Church and government officials, heads of schools, superiors of the congregation like Ana Cassassas and Hermenegilda Beroiz and Zacariaz Zubinas, the whole Daughters of Charity province, lay benefactors and alumni all over the country, contributed to the rebuilding of the new college building. The new building was blessed by Jose Ma. Cuenco, Archbishop of Jaro on November 27, 1959.

After Ines Peña reconstructed the college and put things in order, Tarsila Palermo took over the management. During her term she also had the supervision of the opening of the Marillac Academy in Miag-ao, a sister institution of Colegio de San Jose. Concepcion Gotera who succeeded Palermo, carried on with the preparation of the school, until on September 6, 1969, it was officially opened. Then Ines Peña took over, followed by Soledad Torre.

March 1979 marked a new thrust in the administration of CSJ and other D.C. schools. A new vision systematized the management, supervision and administration of all D.C. schools was adopted. The Catholic School System Development Program was integrated in the Daughters of Charity Mission Statement.

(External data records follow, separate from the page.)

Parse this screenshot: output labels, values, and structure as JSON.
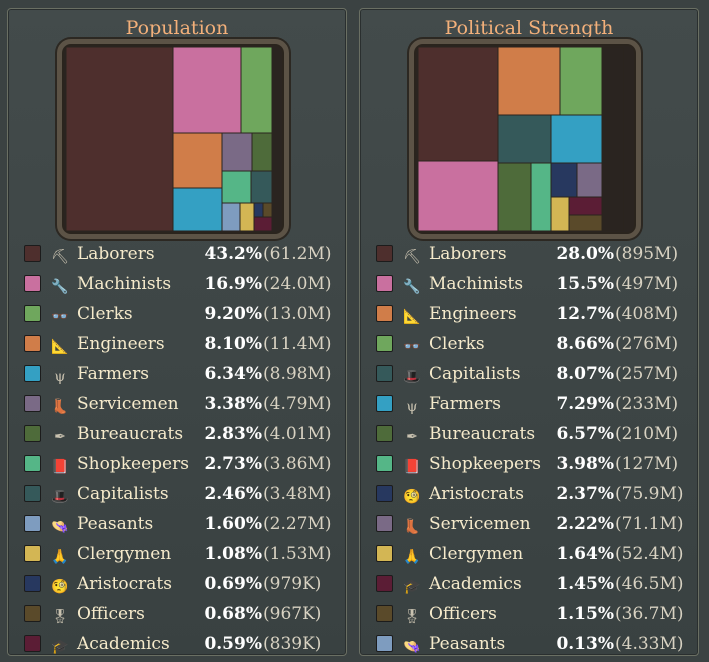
{
  "left": {
    "title": "Population",
    "tiles": [
      {
        "c": "#4e2f2d"
      },
      {
        "c": "#c9709f"
      },
      {
        "c": "#6fa75d"
      },
      {
        "c": "#d07d49"
      },
      {
        "c": "#7a6a86"
      },
      {
        "c": "#4e6b3a"
      },
      {
        "c": "#55b687"
      },
      {
        "c": "#35595a"
      },
      {
        "c": "#34a0c3"
      },
      {
        "c": "#7e9cbf"
      },
      {
        "c": "#d3b654"
      },
      {
        "c": "#27385f"
      },
      {
        "c": "#5a4a2a"
      },
      {
        "c": "#5b1d35"
      }
    ],
    "rows": [
      {
        "name": "Laborers",
        "pct": "43.2%",
        "abs": "(61.2M)",
        "color": "#4e2f2d",
        "icon": "shovel-icon",
        "glyph": "⛏"
      },
      {
        "name": "Machinists",
        "pct": "16.9%",
        "abs": "(24.0M)",
        "color": "#c9709f",
        "icon": "wrench-icon",
        "glyph": "🔧"
      },
      {
        "name": "Clerks",
        "pct": "9.20%",
        "abs": "(13.0M)",
        "color": "#6fa75d",
        "icon": "glasses-icon",
        "glyph": "👓"
      },
      {
        "name": "Engineers",
        "pct": "8.10%",
        "abs": "(11.4M)",
        "color": "#d07d49",
        "icon": "compass-icon",
        "glyph": "📐"
      },
      {
        "name": "Farmers",
        "pct": "6.34%",
        "abs": "(8.98M)",
        "color": "#34a0c3",
        "icon": "pitchfork-icon",
        "glyph": "ψ"
      },
      {
        "name": "Servicemen",
        "pct": "3.38%",
        "abs": "(4.79M)",
        "color": "#7a6a86",
        "icon": "boot-icon",
        "glyph": "👢"
      },
      {
        "name": "Bureaucrats",
        "pct": "2.83%",
        "abs": "(4.01M)",
        "color": "#4e6b3a",
        "icon": "quill-icon",
        "glyph": "✒"
      },
      {
        "name": "Shopkeepers",
        "pct": "2.73%",
        "abs": "(3.86M)",
        "color": "#55b687",
        "icon": "ledger-icon",
        "glyph": "📕"
      },
      {
        "name": "Capitalists",
        "pct": "2.46%",
        "abs": "(3.48M)",
        "color": "#35595a",
        "icon": "top-hat-icon",
        "glyph": "🎩"
      },
      {
        "name": "Peasants",
        "pct": "1.60%",
        "abs": "(2.27M)",
        "color": "#7e9cbf",
        "icon": "straw-hat-icon",
        "glyph": "👒"
      },
      {
        "name": "Clergymen",
        "pct": "1.08%",
        "abs": "(1.53M)",
        "color": "#d3b654",
        "icon": "praying-hands-icon",
        "glyph": "🙏"
      },
      {
        "name": "Aristocrats",
        "pct": "0.69%",
        "abs": "(979K)",
        "color": "#27385f",
        "icon": "monocle-icon",
        "glyph": "🧐"
      },
      {
        "name": "Officers",
        "pct": "0.68%",
        "abs": "(967K)",
        "color": "#5a4a2a",
        "icon": "medal-icon",
        "glyph": "🎖"
      },
      {
        "name": "Academics",
        "pct": "0.59%",
        "abs": "(839K)",
        "color": "#5b1d35",
        "icon": "mortarboard-icon",
        "glyph": "🎓"
      }
    ]
  },
  "right": {
    "title": "Political Strength",
    "tiles": [
      {
        "c": "#4e2f2d"
      },
      {
        "c": "#c9709f"
      },
      {
        "c": "#d07d49"
      },
      {
        "c": "#6fa75d"
      },
      {
        "c": "#35595a"
      },
      {
        "c": "#34a0c3"
      },
      {
        "c": "#4e6b3a"
      },
      {
        "c": "#55b687"
      },
      {
        "c": "#27385f"
      },
      {
        "c": "#7a6a86"
      },
      {
        "c": "#d3b654"
      },
      {
        "c": "#5b1d35"
      },
      {
        "c": "#5a4a2a"
      },
      {
        "c": "#7e9cbf"
      }
    ],
    "rows": [
      {
        "name": "Laborers",
        "pct": "28.0%",
        "abs": "(895M)",
        "color": "#4e2f2d",
        "icon": "shovel-icon",
        "glyph": "⛏"
      },
      {
        "name": "Machinists",
        "pct": "15.5%",
        "abs": "(497M)",
        "color": "#c9709f",
        "icon": "wrench-icon",
        "glyph": "🔧"
      },
      {
        "name": "Engineers",
        "pct": "12.7%",
        "abs": "(408M)",
        "color": "#d07d49",
        "icon": "compass-icon",
        "glyph": "📐"
      },
      {
        "name": "Clerks",
        "pct": "8.66%",
        "abs": "(276M)",
        "color": "#6fa75d",
        "icon": "glasses-icon",
        "glyph": "👓"
      },
      {
        "name": "Capitalists",
        "pct": "8.07%",
        "abs": "(257M)",
        "color": "#35595a",
        "icon": "top-hat-icon",
        "glyph": "🎩"
      },
      {
        "name": "Farmers",
        "pct": "7.29%",
        "abs": "(233M)",
        "color": "#34a0c3",
        "icon": "pitchfork-icon",
        "glyph": "ψ"
      },
      {
        "name": "Bureaucrats",
        "pct": "6.57%",
        "abs": "(210M)",
        "color": "#4e6b3a",
        "icon": "quill-icon",
        "glyph": "✒"
      },
      {
        "name": "Shopkeepers",
        "pct": "3.98%",
        "abs": "(127M)",
        "color": "#55b687",
        "icon": "ledger-icon",
        "glyph": "📕"
      },
      {
        "name": "Aristocrats",
        "pct": "2.37%",
        "abs": "(75.9M)",
        "color": "#27385f",
        "icon": "monocle-icon",
        "glyph": "🧐"
      },
      {
        "name": "Servicemen",
        "pct": "2.22%",
        "abs": "(71.1M)",
        "color": "#7a6a86",
        "icon": "boot-icon",
        "glyph": "👢"
      },
      {
        "name": "Clergymen",
        "pct": "1.64%",
        "abs": "(52.4M)",
        "color": "#d3b654",
        "icon": "praying-hands-icon",
        "glyph": "🙏"
      },
      {
        "name": "Academics",
        "pct": "1.45%",
        "abs": "(46.5M)",
        "color": "#5b1d35",
        "icon": "mortarboard-icon",
        "glyph": "🎓"
      },
      {
        "name": "Officers",
        "pct": "1.15%",
        "abs": "(36.7M)",
        "color": "#5a4a2a",
        "icon": "medal-icon",
        "glyph": "🎖"
      },
      {
        "name": "Peasants",
        "pct": "0.13%",
        "abs": "(4.33M)",
        "color": "#7e9cbf",
        "icon": "straw-hat-icon",
        "glyph": "👒"
      }
    ]
  }
}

School year 1981–82 saw Colegio de San Jose making a forward thrust by opting for PAASCU accreditation. While the Basic Education Department had undergone and passed the Preliminary and Formal Survey, the College Department, in coordination with the faculty, students, personnel, parents, alumni and community launched the PAASCU Preliminary Survey on January 19–20, 1987. School year 2024–25 saw Colegio de San Jose making another PAASCU accreditation and is advancing to level 3.